Figure 4.

RYGB surgery modulated microglia and POMC neuron interaction by a humoral factor. (A and B) BV2 cells were 4-h treated with plasma (2%) collected from RYGB- and sham-operated DIO and BWM rats at 12 weeks post-operatively. (A and B) NF-kB nuclear translocation (upper panel) in cells was assessed by immunofluorescent staining with an anti–NF–kB antibody (red) and DAPI (blue), while morphology was visualized by IBA1 fluorescent staining (lower panel), scale bar, 50 μm (A) and quantification by cell counting of immunofluorescent staining (B). (C) BV2 cells were pretreated by 100 nM TAK242 (+) or vehicle (−) for 1 h before further incubation with medium containing 2% rat plasma for 4 h. The mRNA expression of Il-1b, Il18, Tnfa Tlr4, Myd88, and Cd14 was analyzed by qPCR. (D) Murine hypoPOMC neurons were incubated for 4 h with conditioned medium (CM) obtained from BV2 cell culture that was exposed to rat plasma (2%, 4 h).
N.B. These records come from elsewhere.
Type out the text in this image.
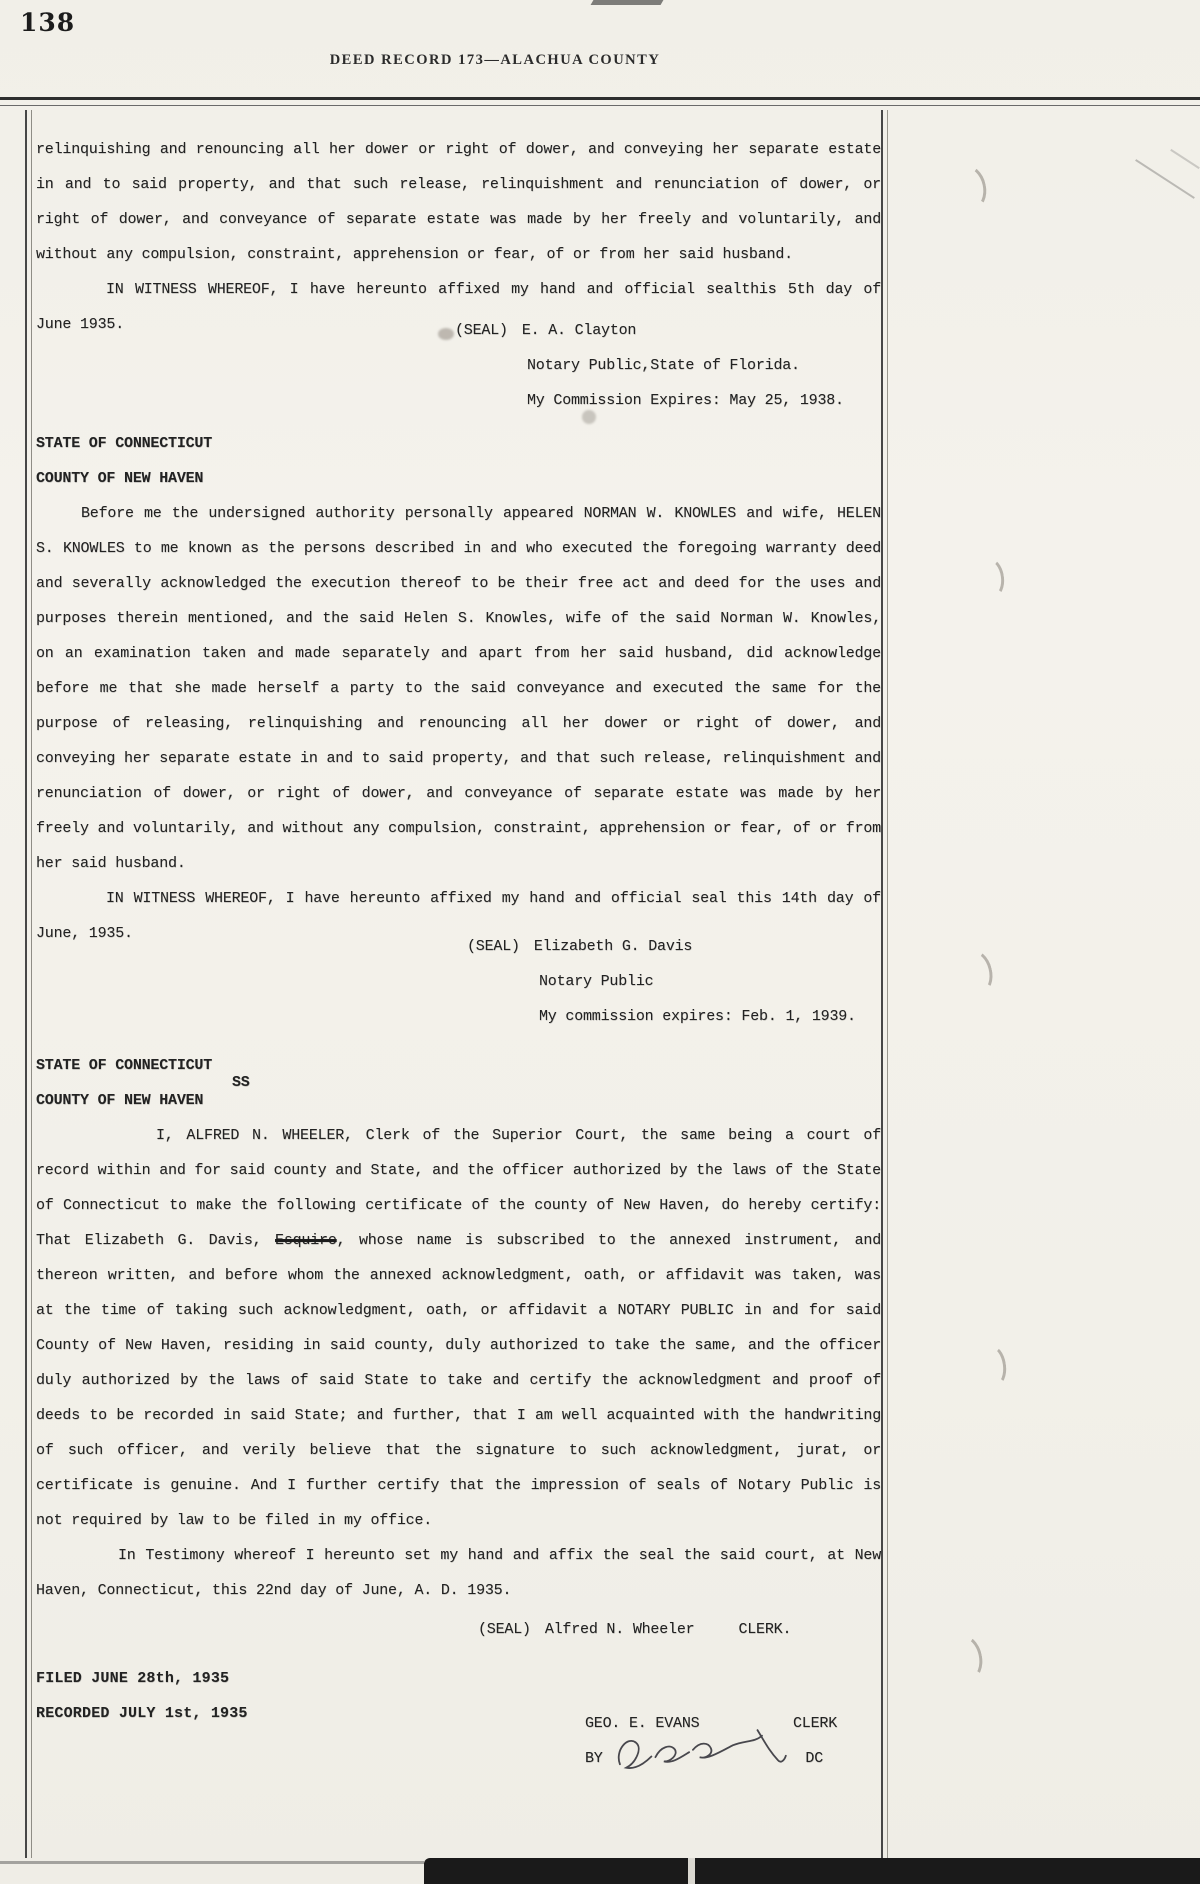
138
DEED RECORD 173—ALACHUA COUNTY

relinquishing and renouncing all her dower or right of dower, and conveying her separate estate in and to said property, and that such release, relinquishment and renunciation of dower, or right of dower, and conveyance of separate estate was made by her freely and voluntarily, and without any compulsion, constraint, apprehension or fear, of or from her said husband.

IN WITNESS WHEREOF, I have hereunto affixed my hand and official sealthis 5th day of June 1935.	(SEAL) E. A. Clayton
Notary Public,State of Florida.
My Commission Expires: May 25, 1938.
STATE OF CONNECTICUT
COUNTY OF NEW HAVEN

Before me the undersigned authority personally appeared NORMAN W. KNOWLES and wife, HELEN S. KNOWLES to me known as the persons described in and who executed the foregoing warranty deed and severally acknowledged the execution thereof to be their free act and deed for the uses and purposes therein mentioned, and the said Helen S. Knowles, wife of the said Norman W. Knowles, on an examination taken and made separately and apart from her said husband, did acknowledge before me that she made herself a party to the said conveyance and executed the same for the purpose of releasing, relinquishing and renouncing all her dower or right of dower, and conveying her separate estate in and to said property, and that such release, relinquishment and renunciation of dower, or right of dower, and conveyance of separate estate was made by her freely and voluntarily, and without any compulsion, constraint, apprehension or fear, of or from her said husband.

IN WITNESS WHEREOF, I have hereunto affixed my hand and official seal this 14th day of June, 1935.

(SEAL) Elizabeth G. Davis
Notary Public
My commission expires: Feb. 1, 1939.
STATE OF CONNECTICUT
SS
COUNTY OF NEW HAVEN

I, ALFRED N. WHEELER, Clerk of the Superior Court, the same being a court of record within and for said county and State, and the officer authorized by the laws of the State of Connecticut to make the following certificate of the county of New Haven, do hereby certify: That Elizabeth G. Davis, Esquire, whose name is subscribed to the annexed instrument, and thereon written, and before whom the annexed acknowledgment, oath, or affidavit was taken, was at the time of taking such acknowledgment, oath, or affidavit a NOTARY PUBLIC in and for said County of New Haven, residing in said county, duly authorized to take the same, and the officer duly authorized by the laws of said State to take and certify the acknowledgment and proof of deeds to be recorded in said State; and further, that I am well acquainted with the handwriting of such officer, and verily believe that the signature to such acknowledgment, jurat, or certificate is genuine. And I further certify that the impression of seals of Notary Public is not required by law to be filed in my office.

In Testimony whereof I hereunto set my hand and affix the seal the said court, at New Haven, Connecticut, this 22nd day of June, A. D. 1935.

(SEAL) Alfred N. Wheeler	CLERK.
FILED JUNE 28th, 1935
RECORDED JULY 1st, 1935
GEO. E. EVANS	CLERK
BY	DC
The mRNA expression of Pomc and Obrb was assessed by qPCR. (E) POMC neurons were incubated with the same CM for 24 h and cell viability was measured by a CyQUANT XTT Cell Viability Assay. Data are presented as mean ± SEM (n = 3–4) with individual datapoints. ∗P < 0.05, ∗∗P < 0.01, and ∗P < 0.001 for the effect among non-TAK242 pretreated cultures; ###P < 0.001 for the effect of TAK242 vs vehicle pretreated cultures for C; ∗∗P < 0.01 and ∗∗∗P < 0.001 for the effect of any indicated comparison for D and E.